I have a complex number s of the form s=[1/sqrt(NN\$_{t})] e^{j\phi_{k}}\$ S\$_{o}\$ is another complex number. It is given that |s-s\$ _{o}\$|<= \$\epsilon\$ where 0< \$\epsilon\$< 2
It is stated in the literature that this constrain can be written as
$$ \phi_{k}=\arg s \in\left[\gamma , \gamma + \delta \right] $$
where \$ \gamma \$ and \$ \delta \$ are given by \$ \gamma \$ =arg S\$ _{o} \$ – arccos(1- \$\epsilon ^2/2)\$
and \$\delta \$ =2arccos(1- \$ \epsilon^2/2)\$
Can anyone explain how is that possible?
Best Answer
This is only possible if \$|s|=|s_0|=1\$. Squaring the original inequality gives
$$|s-s_0|^2=|s|^2+|s_0|^2-2\cos(\Delta\phi)\tag{1}\le\epsilon^2$$
where \$\Delta\phi=\arg\{s\}-\arg\{s_0\}\$ is the phase difference between \$s\$ and \$s_0\$. If \$|s|=|s_0|=1\$ is satisfied we get from (1)
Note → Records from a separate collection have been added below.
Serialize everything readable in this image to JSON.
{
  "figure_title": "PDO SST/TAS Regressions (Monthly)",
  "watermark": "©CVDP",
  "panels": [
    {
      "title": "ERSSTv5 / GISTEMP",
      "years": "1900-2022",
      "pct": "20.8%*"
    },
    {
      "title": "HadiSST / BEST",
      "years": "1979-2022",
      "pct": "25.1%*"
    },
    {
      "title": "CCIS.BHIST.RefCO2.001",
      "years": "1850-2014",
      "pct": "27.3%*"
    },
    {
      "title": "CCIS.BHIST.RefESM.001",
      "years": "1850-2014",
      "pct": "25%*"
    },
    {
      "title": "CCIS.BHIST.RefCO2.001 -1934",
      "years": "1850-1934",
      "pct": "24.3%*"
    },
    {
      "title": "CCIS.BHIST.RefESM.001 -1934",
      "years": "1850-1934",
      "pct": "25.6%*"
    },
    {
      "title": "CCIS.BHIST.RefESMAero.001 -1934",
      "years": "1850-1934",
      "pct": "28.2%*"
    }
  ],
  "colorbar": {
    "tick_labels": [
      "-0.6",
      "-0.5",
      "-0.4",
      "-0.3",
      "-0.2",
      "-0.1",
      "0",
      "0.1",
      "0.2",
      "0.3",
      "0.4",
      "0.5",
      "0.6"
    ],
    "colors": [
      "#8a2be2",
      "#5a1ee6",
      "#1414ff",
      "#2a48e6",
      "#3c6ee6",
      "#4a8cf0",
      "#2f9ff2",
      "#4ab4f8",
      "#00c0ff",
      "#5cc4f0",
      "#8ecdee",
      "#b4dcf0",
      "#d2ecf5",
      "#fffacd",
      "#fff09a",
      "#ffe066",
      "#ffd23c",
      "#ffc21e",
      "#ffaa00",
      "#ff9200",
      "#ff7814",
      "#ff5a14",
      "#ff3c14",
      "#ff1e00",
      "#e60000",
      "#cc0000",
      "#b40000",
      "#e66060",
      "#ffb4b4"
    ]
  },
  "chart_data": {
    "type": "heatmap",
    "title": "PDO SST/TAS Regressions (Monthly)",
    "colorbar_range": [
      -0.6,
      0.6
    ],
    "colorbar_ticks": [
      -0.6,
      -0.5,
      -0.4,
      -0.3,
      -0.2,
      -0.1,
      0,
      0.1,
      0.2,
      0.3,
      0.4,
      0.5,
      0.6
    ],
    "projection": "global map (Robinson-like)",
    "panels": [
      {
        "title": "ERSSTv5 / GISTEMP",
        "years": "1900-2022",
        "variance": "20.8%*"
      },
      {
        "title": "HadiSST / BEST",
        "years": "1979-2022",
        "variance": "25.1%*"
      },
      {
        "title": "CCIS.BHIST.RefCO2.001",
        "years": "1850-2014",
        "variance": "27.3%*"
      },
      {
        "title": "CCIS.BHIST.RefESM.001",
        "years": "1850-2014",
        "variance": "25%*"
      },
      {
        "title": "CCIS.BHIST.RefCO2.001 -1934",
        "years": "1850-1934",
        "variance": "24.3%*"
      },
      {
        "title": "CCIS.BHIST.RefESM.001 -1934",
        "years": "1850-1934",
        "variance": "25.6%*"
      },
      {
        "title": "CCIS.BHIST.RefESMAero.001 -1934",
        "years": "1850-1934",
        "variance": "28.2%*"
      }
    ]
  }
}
$$2(1-\cos(\Delta\phi))\le\epsilon^2$$
or, equivalently,
$$\cos(\Delta\phi)\ge1-\frac{\epsilon^2}{2}\tag{2}$$
From this inequality it follows that
$$|\Delta\phi|\le\arccos\left(1-\epsilon^2/2\right)$$
which is equivalent to the condition in your question.